I wondered. Wasn’t that the name of Josephine’s first husband?
“What does Nanny Hiasinte say?” Aurélie asked, turning from her mother to her aunt.
There was a step behind them, and Mimba appeared. She laid her baldric on the side table, then straightened up, wincing. “Nanny has said you must come to the mountain. She has made the obeah, and you are to go.”
Aurélie sighed. “I will do whatever Nanny says.”
Anne said, “I smell pumpkin frying. Go eat.”
I
T MIGHT HAVE BEEN HALF AN HOUR LATER,
or half a day. Or even half a week in their time, though for me it felt like seconds later. I can only say for certain that it was daylight, and I bobbed along like a balloon on a string following the three figures as they walked up a narrow trail surrounded by spectacular greenery.
Saving Dobrenica required first getting answers to questions. My hopes were as high as Aurélie’s as she skipped and chattered.

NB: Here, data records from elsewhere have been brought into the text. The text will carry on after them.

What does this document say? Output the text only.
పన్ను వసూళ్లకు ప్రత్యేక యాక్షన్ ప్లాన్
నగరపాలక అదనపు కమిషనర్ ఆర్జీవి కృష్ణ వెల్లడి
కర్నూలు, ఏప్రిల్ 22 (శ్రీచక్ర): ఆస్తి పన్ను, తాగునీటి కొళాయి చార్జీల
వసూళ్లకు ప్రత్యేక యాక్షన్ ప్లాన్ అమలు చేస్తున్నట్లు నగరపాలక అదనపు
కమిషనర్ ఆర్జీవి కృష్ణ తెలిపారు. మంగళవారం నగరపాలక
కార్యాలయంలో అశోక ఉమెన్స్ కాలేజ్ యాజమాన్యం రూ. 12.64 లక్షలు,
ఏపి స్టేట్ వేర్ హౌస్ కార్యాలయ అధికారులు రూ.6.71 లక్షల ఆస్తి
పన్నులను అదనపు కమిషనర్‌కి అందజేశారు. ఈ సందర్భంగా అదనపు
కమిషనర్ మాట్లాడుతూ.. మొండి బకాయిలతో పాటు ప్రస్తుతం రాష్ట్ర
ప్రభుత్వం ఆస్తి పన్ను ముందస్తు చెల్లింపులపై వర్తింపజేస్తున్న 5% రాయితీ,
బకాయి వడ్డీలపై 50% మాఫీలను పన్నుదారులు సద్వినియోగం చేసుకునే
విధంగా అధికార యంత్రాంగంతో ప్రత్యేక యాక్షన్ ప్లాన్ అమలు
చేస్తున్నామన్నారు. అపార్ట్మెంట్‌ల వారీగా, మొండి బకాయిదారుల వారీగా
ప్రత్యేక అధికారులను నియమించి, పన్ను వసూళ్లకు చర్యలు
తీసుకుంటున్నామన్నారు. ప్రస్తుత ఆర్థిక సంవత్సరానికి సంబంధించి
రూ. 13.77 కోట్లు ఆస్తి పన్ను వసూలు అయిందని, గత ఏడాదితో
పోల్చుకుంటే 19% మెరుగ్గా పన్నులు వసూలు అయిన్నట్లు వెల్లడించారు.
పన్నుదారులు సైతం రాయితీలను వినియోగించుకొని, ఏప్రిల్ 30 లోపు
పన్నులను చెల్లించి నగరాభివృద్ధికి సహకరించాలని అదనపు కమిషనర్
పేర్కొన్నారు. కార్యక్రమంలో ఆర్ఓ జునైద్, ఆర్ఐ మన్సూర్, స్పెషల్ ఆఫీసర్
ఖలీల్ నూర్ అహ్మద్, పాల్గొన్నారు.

White birds darted and dove at the worms washed out by the rain. Aurélie ran among the birds, arms high, as they skirled around her. Then she dashed up the narrow path, the vivid red
poinciana
, the yellow
poui
, and the extraordinary blue
lignum vitae
breaking the patterns of green. Aurélie seemed oblivious to the wild, sumptuous color on either side of her, responding only when vivid tiny shapes hummed and darted close to her—dragonflies, and hummingbirds of an amazing variety.
The two women walked more soberly, Mimba using a gentleman’s stick sword as a cane, and Anne holding her bandaged forearm close. The bright morning sun was a lot kinder to Mimba than to Anne, who looked older than she probably was, her freckled skin was so sun-damaged. But the deep lines on either side of her eyes somehow enhanced the intelligence and good humor that I saw in her expression as she trudged slowly up the trail.
My hearing was improving. I could make out the quiet
chuff chuff
of their steps on the trail, the rustle of the greenery, and the hoot and trill of unseen wildlife. The three paid little attention, pausing only when the distinctive high tootle of the Abeng horn sounded ahead or behind them. Someone was signaling as they climbed into the hills above the cove.